Le séminaire Nineteenth-Century Worlds (W19) accueille des chercheuses et chercheurs spécialistes d’histoire du XIXe siècle. Il s'intéresse en particulier à la circulation des personnes, des idées, des textes et des savoirs dans le monde anglophone et au-delà, dans une perspective d'histoire globale, transnationale ou impériale. Il est organisé en partenariat avec l'Université Paris Cité / ECHELLES UMR 8264.

Date(s)

le 21 mai 2026

13h30-15h00
Lieu(x)
Bâtiment Max Weber, Université Paris Nanterre, salle de séminaire 1.
 Le séminaire Nineteenth-Century Worlds (W19) reçoit Linford D. Fisher (Brown University) pour une présentation autour de son ouvrage, Stealing America : The Hidden Story of Indigenous Slavery in U.S. History (Liveright, 2026), intitulée "Removals and Plantations: Recovering Histories of Native Enslavement in Antebellum US History".

Although the first enslaved Africans arrived in Jamestown in 1619, European slavery in America began more than a century before. In his book, Stealing America: The Hidden Story of Indigenous Enslavement in US History (Liveright, 2026), historian Linford Fisher demonstrates how the enslavement of Indigenous people began in the years just after 1492, ensnaring an estimated three to six million Natives throughout the Americas. Although largely erased from the public consciousness, Native enslavement continued for centuries to become a colossal phenomenon that affected nearly 600,000 Native Americans in North America alone, revealing the shocking truth that American colonizers enslaved Natives in roughly the same numbers as they imported enslaved Africans.Scholarship on antebellum US History has tended to focus on two different sets of experiences for Native and Black people: the first were removed while the second were enslaved.

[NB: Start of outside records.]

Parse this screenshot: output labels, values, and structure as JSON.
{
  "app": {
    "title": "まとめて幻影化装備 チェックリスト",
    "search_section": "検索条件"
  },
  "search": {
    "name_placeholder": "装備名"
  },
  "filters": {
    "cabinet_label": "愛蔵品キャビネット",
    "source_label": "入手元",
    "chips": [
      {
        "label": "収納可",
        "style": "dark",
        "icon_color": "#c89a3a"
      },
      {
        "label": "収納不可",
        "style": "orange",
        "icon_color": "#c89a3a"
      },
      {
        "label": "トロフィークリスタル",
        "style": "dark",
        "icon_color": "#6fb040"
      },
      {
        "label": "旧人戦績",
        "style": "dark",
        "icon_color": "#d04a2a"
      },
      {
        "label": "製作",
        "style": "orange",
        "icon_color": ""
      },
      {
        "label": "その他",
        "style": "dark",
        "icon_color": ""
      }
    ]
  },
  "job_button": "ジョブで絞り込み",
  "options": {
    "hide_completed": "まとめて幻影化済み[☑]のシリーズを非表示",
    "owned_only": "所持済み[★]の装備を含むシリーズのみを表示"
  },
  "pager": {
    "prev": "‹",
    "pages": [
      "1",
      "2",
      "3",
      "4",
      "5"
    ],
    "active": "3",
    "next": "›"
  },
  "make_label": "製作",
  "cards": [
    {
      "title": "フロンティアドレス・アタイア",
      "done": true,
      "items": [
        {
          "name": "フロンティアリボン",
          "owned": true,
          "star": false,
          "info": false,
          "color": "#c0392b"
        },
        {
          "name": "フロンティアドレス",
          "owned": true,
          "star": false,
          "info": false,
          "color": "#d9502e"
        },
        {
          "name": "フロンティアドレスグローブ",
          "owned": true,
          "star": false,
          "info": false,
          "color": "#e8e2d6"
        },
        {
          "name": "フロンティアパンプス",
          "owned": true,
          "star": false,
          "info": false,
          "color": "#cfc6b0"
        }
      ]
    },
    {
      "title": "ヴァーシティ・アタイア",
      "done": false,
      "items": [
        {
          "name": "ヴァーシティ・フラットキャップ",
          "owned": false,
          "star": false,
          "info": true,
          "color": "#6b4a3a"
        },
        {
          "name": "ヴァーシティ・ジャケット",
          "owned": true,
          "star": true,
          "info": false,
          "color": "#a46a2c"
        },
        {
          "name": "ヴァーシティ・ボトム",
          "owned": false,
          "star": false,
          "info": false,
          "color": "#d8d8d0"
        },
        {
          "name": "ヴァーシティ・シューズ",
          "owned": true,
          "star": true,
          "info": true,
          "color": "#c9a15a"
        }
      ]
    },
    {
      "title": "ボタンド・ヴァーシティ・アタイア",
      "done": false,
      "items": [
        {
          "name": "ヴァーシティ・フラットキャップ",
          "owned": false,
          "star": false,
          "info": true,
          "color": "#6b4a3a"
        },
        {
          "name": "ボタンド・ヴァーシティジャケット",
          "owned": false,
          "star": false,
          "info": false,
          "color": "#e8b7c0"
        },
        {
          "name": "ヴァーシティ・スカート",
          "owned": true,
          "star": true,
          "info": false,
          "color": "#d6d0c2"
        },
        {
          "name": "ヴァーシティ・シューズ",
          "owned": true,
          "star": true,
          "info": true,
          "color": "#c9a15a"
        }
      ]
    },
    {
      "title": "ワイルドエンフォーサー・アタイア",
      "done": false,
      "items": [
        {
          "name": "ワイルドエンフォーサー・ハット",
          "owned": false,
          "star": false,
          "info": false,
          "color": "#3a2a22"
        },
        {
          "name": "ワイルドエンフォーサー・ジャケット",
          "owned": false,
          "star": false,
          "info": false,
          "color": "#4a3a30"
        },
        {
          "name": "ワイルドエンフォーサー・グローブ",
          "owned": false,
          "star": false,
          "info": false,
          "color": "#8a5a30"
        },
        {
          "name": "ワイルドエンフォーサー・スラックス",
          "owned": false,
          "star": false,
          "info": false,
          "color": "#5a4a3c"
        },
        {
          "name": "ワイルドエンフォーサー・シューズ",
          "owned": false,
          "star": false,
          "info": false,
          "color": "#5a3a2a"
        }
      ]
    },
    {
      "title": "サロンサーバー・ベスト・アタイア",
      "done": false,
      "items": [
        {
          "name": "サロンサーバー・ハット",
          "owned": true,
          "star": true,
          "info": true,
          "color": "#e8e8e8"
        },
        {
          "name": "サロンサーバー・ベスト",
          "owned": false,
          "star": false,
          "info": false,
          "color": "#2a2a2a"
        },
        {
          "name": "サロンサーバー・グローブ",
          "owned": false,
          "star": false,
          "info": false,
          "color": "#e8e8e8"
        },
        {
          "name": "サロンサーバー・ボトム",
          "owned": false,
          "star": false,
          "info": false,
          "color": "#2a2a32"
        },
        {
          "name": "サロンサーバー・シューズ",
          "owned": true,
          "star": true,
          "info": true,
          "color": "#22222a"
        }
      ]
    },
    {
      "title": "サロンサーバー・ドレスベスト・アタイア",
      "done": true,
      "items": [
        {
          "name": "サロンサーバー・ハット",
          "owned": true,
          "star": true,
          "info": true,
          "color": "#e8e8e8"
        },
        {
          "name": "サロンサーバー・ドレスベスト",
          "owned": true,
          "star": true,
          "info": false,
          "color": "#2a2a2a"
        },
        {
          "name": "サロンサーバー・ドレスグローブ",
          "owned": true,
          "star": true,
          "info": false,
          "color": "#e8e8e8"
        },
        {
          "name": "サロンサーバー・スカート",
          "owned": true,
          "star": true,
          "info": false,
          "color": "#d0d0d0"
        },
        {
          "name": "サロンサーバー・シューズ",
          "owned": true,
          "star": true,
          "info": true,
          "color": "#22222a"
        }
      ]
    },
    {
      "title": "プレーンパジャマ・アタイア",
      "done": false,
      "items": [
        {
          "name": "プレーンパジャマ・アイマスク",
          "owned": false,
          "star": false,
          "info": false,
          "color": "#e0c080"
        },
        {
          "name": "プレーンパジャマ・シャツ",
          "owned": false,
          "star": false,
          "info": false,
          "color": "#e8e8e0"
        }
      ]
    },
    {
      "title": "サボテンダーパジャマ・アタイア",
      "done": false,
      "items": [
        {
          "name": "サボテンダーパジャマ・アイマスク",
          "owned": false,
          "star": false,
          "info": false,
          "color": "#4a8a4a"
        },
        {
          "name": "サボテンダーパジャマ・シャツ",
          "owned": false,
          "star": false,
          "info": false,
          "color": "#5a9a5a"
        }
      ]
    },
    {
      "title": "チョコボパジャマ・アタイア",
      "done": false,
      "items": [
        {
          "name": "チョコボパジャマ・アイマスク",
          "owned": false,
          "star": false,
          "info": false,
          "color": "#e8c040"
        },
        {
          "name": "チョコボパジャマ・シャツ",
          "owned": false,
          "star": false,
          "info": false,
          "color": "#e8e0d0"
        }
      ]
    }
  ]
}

In this chapter presentation, Linford D. Fisher explores the invisibilizing of Native presence on southern plantations and the way that they were wrapped into the world of southern slavery before the Civil War.
 
Linford D. Fisher is Associate Professor of History at Brown University. His work focuses on the cultural and religious history of colonial America and the Atlantic world, with particular attention to Native Americans, religion, material culture, and Indigenous and African slavery and servitude. He is also the founder and principal investigator of Stolen Relations, a collaborative project documenting Indigenous enslavement across the Americas.